Wahlberg treads familiar thespian terrain as Chris Farraday, a soft-spoken working class New Orleans family man with a mean right hook and a gift for smuggling. How good a smuggler is Chris? So good that other characters often feel compelled to remind him of his top-notch credentials. Like every other heist movie hero, Chris is the best there is at what he does. Unfortunately for him, his specialized services are desperately required after his ne’er-do-well brother-in-law Andy (Caleb Landry Jones) botches a drug operation and infuriates local crime lord Tim Briggs (Giovanni Ribisi). Soon, thugs are threatening the Farradays’ safety, and Chris is tasked with transporting millions of dollars worth of counterfeit cash from Panama to U.S. shores. Aided by his recovering alcoholic right-hand man Sebastian Abney (Ben Foster), our crafty, muscular protagonist books passage on a dingy cargo ship on a perilous mission to outsmart the ever-vigilant authorities and make it home alive with merchandise in hand.
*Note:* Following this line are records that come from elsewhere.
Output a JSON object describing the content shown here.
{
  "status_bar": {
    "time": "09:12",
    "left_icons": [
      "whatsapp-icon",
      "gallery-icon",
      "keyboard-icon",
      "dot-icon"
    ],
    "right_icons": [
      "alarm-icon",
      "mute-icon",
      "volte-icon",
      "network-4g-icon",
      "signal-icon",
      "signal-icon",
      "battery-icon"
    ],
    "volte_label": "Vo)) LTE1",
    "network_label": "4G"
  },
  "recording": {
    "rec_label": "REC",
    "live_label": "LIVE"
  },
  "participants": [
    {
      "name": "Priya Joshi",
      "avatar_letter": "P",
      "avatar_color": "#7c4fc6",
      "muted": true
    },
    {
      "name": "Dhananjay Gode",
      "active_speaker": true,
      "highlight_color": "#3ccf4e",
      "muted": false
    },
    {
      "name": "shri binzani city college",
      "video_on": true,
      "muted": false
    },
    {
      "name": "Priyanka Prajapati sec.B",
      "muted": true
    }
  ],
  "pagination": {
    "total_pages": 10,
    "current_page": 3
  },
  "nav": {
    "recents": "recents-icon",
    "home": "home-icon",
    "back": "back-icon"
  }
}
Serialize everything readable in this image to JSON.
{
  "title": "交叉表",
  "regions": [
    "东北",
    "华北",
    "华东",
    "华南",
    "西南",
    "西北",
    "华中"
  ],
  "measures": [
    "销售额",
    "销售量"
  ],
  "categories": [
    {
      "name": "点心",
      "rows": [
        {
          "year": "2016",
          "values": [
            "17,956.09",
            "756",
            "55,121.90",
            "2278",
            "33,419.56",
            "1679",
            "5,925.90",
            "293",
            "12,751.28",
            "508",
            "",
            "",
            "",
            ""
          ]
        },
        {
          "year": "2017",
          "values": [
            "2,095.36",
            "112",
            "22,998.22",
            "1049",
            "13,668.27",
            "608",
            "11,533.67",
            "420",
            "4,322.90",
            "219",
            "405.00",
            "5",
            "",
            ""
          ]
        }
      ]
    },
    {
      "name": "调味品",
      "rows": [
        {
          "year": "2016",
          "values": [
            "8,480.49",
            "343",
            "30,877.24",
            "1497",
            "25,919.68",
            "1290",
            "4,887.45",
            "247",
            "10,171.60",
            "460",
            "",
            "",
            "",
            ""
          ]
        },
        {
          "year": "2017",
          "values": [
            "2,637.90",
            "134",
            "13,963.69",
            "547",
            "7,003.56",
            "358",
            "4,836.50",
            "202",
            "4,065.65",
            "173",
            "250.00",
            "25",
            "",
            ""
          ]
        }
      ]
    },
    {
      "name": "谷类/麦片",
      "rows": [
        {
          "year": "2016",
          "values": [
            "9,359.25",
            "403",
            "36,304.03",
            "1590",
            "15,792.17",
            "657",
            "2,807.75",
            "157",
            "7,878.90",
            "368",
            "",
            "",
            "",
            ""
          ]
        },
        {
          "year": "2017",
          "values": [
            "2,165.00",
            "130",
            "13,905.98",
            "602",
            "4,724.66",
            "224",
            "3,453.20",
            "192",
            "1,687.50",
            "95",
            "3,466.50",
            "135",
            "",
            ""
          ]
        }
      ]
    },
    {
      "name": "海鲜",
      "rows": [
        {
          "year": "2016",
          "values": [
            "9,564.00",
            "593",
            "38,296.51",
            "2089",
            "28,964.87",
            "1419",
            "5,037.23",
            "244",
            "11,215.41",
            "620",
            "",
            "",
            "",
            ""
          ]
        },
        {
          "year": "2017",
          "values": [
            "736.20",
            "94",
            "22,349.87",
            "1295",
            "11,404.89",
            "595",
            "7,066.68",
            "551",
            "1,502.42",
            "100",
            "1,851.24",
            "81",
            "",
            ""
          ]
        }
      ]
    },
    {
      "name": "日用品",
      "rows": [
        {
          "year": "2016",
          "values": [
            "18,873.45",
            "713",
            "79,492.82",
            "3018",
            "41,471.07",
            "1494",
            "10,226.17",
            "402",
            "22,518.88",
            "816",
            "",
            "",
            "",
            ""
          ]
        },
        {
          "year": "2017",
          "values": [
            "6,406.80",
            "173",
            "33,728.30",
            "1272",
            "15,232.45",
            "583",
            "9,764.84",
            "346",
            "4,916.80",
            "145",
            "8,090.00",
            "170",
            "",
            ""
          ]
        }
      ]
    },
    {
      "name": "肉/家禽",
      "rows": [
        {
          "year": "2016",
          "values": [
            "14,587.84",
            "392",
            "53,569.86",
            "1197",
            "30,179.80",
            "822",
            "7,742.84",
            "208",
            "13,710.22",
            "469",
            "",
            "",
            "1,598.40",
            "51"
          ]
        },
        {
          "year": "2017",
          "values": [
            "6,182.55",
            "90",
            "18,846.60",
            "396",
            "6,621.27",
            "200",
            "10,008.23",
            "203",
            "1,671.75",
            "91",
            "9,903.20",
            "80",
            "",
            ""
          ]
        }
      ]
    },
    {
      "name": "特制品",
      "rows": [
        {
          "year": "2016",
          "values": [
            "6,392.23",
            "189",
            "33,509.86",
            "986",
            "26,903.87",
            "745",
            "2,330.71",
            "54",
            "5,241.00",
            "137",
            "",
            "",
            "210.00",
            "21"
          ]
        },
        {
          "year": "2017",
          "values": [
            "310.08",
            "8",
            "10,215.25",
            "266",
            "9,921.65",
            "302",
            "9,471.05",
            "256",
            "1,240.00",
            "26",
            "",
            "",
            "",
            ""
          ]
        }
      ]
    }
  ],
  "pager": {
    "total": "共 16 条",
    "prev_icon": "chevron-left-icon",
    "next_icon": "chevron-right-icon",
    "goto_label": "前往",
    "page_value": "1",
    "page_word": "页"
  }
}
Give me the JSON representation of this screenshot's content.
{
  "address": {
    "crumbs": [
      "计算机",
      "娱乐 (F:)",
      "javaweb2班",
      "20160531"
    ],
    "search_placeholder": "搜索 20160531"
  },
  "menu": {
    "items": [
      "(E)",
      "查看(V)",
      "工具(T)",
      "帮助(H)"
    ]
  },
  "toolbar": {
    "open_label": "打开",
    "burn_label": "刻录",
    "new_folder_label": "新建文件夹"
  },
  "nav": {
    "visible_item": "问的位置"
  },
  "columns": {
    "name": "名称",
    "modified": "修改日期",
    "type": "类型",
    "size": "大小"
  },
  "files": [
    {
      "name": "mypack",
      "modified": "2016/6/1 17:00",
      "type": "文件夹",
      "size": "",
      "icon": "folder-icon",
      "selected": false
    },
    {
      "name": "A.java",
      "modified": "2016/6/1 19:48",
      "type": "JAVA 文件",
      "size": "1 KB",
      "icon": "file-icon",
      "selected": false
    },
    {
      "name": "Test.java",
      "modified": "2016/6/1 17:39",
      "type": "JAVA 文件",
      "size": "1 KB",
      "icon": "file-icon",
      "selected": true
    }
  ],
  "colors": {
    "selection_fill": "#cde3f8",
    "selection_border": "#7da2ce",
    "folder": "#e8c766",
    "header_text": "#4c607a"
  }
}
One of Kormákur’s film’s most endearing qualities is how refreshingly low-tech it is. Unlike most modern heist pictures, which typically involve high-pressure internet surfing and goofy gadgets,Contraband — like Ben Affleck’s superior The Town — wears its blue collar attitude like a badge of honour. Outside of some brief ship manifest doctoring, Chris has little use for computers, relying instead on mundane, practical methods for deceiving the powers that be. He succeeds not because he has more gear or brains than his opponents, but rather due to the fact that he’s adept at improvisation and sizing up a situation, and never underestimates the importance of dumb luck. Or grade 8 science.
The scrappy street-smart tone of the picture also inspires three wonderfully weird performances that breathe much-needed life into the conventional story. Chief among them is Ribisi as the lowly scumbag drug kingpin. Repulsively greased up, python-voiced and operating out of a pathetic ramshackle apartment complex, the actor creates a fascinating case study in terrifying incompetence. No matter how badly Farraday beats Briggs down, he just keeps picking himself up and continuing the pursuit like a possessed cockroach. Ribisi’s sole competition in the scenery-chewing department is Diego Luna, playing a deranged, agitated Panamanian gangster whose sweaty psychotic unpredictability more than makes up for his lack of physical fearsomeness. On the lower end of the crazy-scale is Ben Foster — an eminently watchable beacon of offbeat light in any movie — who doesn’t necessarily have a lot to do here, but adds impressive anguished, twitchy dimension to the ever-rattled Sebastian.
Contraband’s unremarkable script, by Aaron Guzikowski, hums along nicely when it’s tracing our hero’s journey through the movie’s criminal universe. It stumbles awkwardly, however, whenever the action shifts back home to Chris’s wife Kate (Kate Beckinsale). The actress has alarmingly little to do, beyond acting frantic and having her beautiful head slammed into walls by vicious aggressors, and the picture completely deflates once she becomes a key element in the climax (Hallelujah for conveniently loud ring tones!). A more effective film would have either excised the majority of her subplot, or brought more originality to it than hackneyed, eye-rolling “woman in peril” clichés.
It is a telling sign that this film has been released in sleepy mid-January, when studios traditionally refrain from pushing exciting A-grade fare into theatres. Neither particularly good, or bad, it’s an agreeable enough timewaster that won’t tax your patience and serves as a modestly tense and satisfying tide over until 2012’s more ambitious popcorn fare arrives. Like Wahlberg’s world-weary protagonist, Contraband gets the job done with minimal flash or flare.